The White Horse Alliance has  launched a petition calling on Westbury MP Dr Andrew Murrison, and Wiltshire Council to support its campaign to stop an eastern bypass, which it says would ruin the landscape..  

The Alliance - a coalition of 13 national and local groups ranging from the Campaign to Protect Rural England to local parish councils - is fighting plans by Wiltshire Council to revive the project for an eastern bypass of Westbury, already thrown out by the government in 2009.  

The A350 eastern bypass route would go through the edge of the White Horse Country Park where the Trowbridge Village Pump folk festival is being held this weekend. 

The alliance will be handing out leaflets urging people to lobby Dr Murrison.

The White Horse Alliance has today launched a petition calling on Westbury’s 

A spokesman said: "We hope that hundreds of festival goers will read the special leaflet and will want to ask the MP for help to get the landscape of the festival site included in an Area of Outstanding Natural Beauty."

Wiltshire Council tried to safeguard the eastern bypass route in its draft Core Strategy (Local Plan for the county to 2026).

The spokesman added: "Last year, when the council was claiming that the route had been saved from the local plan for West Wiltshire, the owners of the country park were forced to redesign an extension to the park’s golf course to accommodate the bypass The plan for a solar power array to the north of Westbury was also modified to create a parting through the panels for the Glenmore Link leg of the axed bypass scheme."  

In April  the Planning Inspector examining its draft plan told the council to remove the safeguarding.

Only a month later, it emerged that the local enterprise partnership wanted to commission a new study of options for a bypass of Westbury.

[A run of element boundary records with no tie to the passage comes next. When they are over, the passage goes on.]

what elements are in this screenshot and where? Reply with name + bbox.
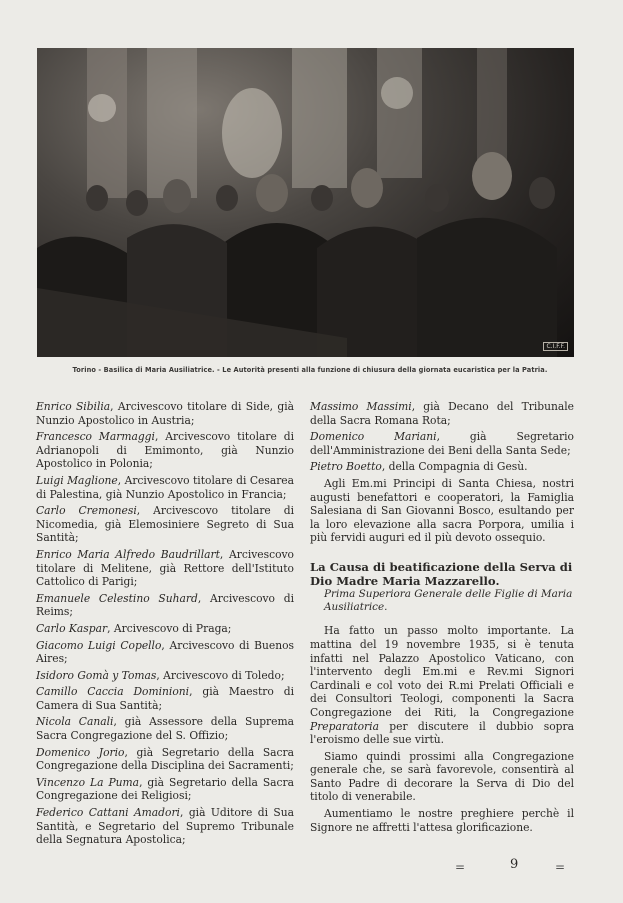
cardinal-title: , già Segretario dell'Amministrazione dei Beni della Santa Sede;: [310, 430, 574, 457]
cardinal-entry: [36, 639, 294, 666]
cardinal-entry: [36, 474, 294, 501]
photo-caption: Torino - Basilica di Maria Ausiliatrice. - Le Autorità presenti alla funzione di chiusura della giornata eucaristica per la Patria.: [72, 366, 548, 374]
cardinal-name: Domenico Jorio: [36, 745, 125, 759]
cardinal-name: Enrico Maria Alfredo Baudrillart: [36, 547, 220, 561]
cardinal-entry: [36, 685, 294, 712]
cardinal-name: Carlo Kaspar: [36, 621, 108, 635]
cardinal-name: Federico Cattani Amadori: [36, 806, 180, 820]
cardinal-name: Luigi Maglione: [36, 473, 118, 487]
cardinal-name: Massimo Massimi: [310, 400, 412, 413]
cardinal-title: , Arcivescovo titolare di Nicomedia, già Elemosiniere Segreto di Sua Santità;: [36, 504, 294, 545]
cardinal-name: Isidoro Gomà y Tomas: [36, 668, 157, 682]
cardinal-name: Enrico Sibilia: [36, 400, 111, 413]
section-paragraph-3: Aumentiamo le nostre preghiere perchè il Signore ne affretti l'attesa glorificazione.: [310, 807, 574, 834]
cardinal-name: Carlo Cremonesi: [36, 504, 137, 518]
cardinal-entry: [36, 715, 294, 742]
page-number: 9: [510, 857, 519, 872]
section-heading: La Causa di beatificazione della Serva di Dio Madre Maria Mazzarello.: [310, 559, 573, 589]
cardinal-title: , già Uditore di Sua Santità, e Segretario del Supremo Tribunale della Segnatura Apostolica;: [36, 806, 295, 847]
section-subheading: Prima Superiora Generale delle Figlie di Maria Ausiliatrice.: [324, 588, 573, 614]
cardinal-entry: [310, 460, 574, 474]
cardinal-entry: [310, 430, 574, 457]
footer-ornament-left: =: [455, 860, 466, 874]
cardinal-title: , Arcivescovo titolare di Side, già Nunzio Apostolico in Austria;: [36, 400, 294, 427]
cardinal-title: , già Decano del Tribunale della Sacra Romana Rota;: [310, 400, 574, 427]
cardinal-title: , già Assessore della Suprema Sacra Congregazione del S. Offizio;: [36, 715, 294, 743]
photo-credit: C.I.F.F.: [543, 342, 568, 351]
cardinal-title: , già Segretario della Sacra Congregazione dei Religiosi;: [36, 775, 295, 803]
cardinal-title: , della Compagnia di Gesù.: [381, 460, 528, 474]
cardinal-entry: [36, 622, 294, 636]
cardinal-title: , Arcivescovo titolare di Cesarea di Palestina, già Nunzio Apostolico in Francia;: [36, 473, 294, 501]
cardinal-name: Francesco Marmaggi: [36, 430, 155, 444]
cardinal-entry: [36, 746, 294, 773]
cardinal-entry: [310, 400, 574, 427]
cardinal-entry: [36, 504, 294, 545]
cardinal-name: Nicola Canali: [36, 715, 114, 729]
cardinal-title: , Arcivescovo di Toledo;: [156, 668, 285, 682]
dedication-paragraph: Agli Em.mi Principi di Santa Chiesa, nostri augusti benefattori e cooperatori, la Famiglia Salesiana di San Giovanni Bosco, esultando per la loro elevazione alla sacra Porpora, umilia i più fervidi auguri ed il più devoto ossequio.: [310, 476, 574, 545]
cardinal-name: Emanuele Celestino Suhard: [36, 591, 198, 605]
cardinal-title: , già Maestro di Camera di Sua Santità;: [36, 685, 294, 712]
photo-illustration: [37, 48, 574, 357]
section-paragraph-1: Ha fatto un passo molto importante. La mattina del 19 novembre 1935, si è tenuta infatti nel Palazzo Apostolico Vaticano, con l'intervento degli Em.mi e Rev.mi Signori Cardinali e col voto dei R.mi Prelati Officiali e dei Consultori Teologi, componenti la Sacra Congregazione dei Riti, la Congregazione Preparatoria per discutere il dubbio sopra l'eroismo delle sue virtù.: [310, 624, 574, 747]
cardinal-entry: [36, 400, 294, 427]
cardinal-entry: [36, 592, 294, 619]
cardinal-entry: [36, 548, 294, 589]
cardinal-entry: [36, 430, 294, 471]
cardinal-title: , Arcivescovo di Reims;: [36, 591, 294, 619]
cardinal-title: , Arcivescovo titolare di Melitene, già Rettore dell'Istituto Cattolico di Parigi;: [36, 547, 294, 589]
cardinal-entry: [36, 806, 294, 847]
left-column: [36, 400, 294, 850]
cardinal-name: Giacomo Luigi Copello: [36, 638, 162, 652]
section-paragraph-2: Siamo quindi prossimi alla Congregazione generale che, se sarà favorevole, consentirà al Santo Padre di decorare la Serva di Dio del titolo di venerabile.: [310, 749, 574, 804]
page-footer: [455, 854, 575, 876]
cardinal-entry: [36, 776, 294, 803]
footer-ornament-right: =: [555, 860, 566, 874]
basilica-photo: [37, 48, 574, 357]
cardinal-name: Vincenzo La Puma: [36, 775, 140, 789]
cardinal-title: , già Segretario della Sacra Congregazione della Disciplina dei Sacramenti;: [36, 745, 294, 773]
cardinal-entry: [36, 669, 294, 683]
cardinal-title: , Arcivescovo di Praga;: [107, 621, 232, 635]
right-column: [310, 400, 574, 837]
cardinal-name: Camillo Caccia Dominioni: [36, 685, 190, 699]
cardinal-title: , Arcivescovo di Buenos Aires;: [36, 638, 294, 666]
cardinal-name: Domenico Mariani: [310, 430, 437, 444]
cardinal-name: Pietro Boetto: [310, 460, 382, 474]
cardinal-title: , Arcivescovo titolare di Adrianopoli di Emimonto, già Nunzio Apostolico in Polonia;: [36, 430, 294, 471]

The study would cost £2m, with £1m of the budget coming from Wiltshire Council.

‘The LEP has not secured any funding from the government so far,’ said Patrick Kinnersly, Secretary of the White Horse Alliance ‘but we know that Wiltshire Council will be lobbying hard for the £1m they need to match the million pounds of local money they have committed to the study.

"This disastrously misguided plan has already cost council taxpayers the best part of £5m. There are no prizes for guessing which route the council will want consultants to recommend."

The route the alliance claims the council hopes to safeguard would cross the western edge of the country park on a rising embankment before widening out to three lanes as it climbed up into the secluded Wellhead Valley.

The inspector’s report on the planning inquiry into Wiltshire County Council’s 2007 planning application said the transport case for the scheme was not strong enough to justify the harm it would do to what was already designated as a ‘special landscape area’ that includes the setting of the White Horse and Bratton Camp iron-age hill fort, the western escarpment of Salisbury Plain and the Wellhead Valley.

The White Horse Alliance has been campaigning for several years for this landscape to be protected as an Area of Outstanding Natural Beauty. It commissioned two reports by the landscape consultant Alan James.  The first of these revealed that a government commission had already proposed the escarpment of the Plain as an AONB in 1950.

Natural England, the agency responsible for designating landscapes of national importance, is now examining the WHA’s proposed extension to the Cranborne Chase and West Wilts Downs AONB as a candidate for designation.

The proposal is supported by Westbury Town Council and Area Board and several parish councils.

An alliance spokesman added: "But Wiltshire Council has declined to support the application.  The WHA believes the only explanation for this resistance must be that the council is afraid AONB status would stop it building a bypass between the town and the edge of Salisbury Plain."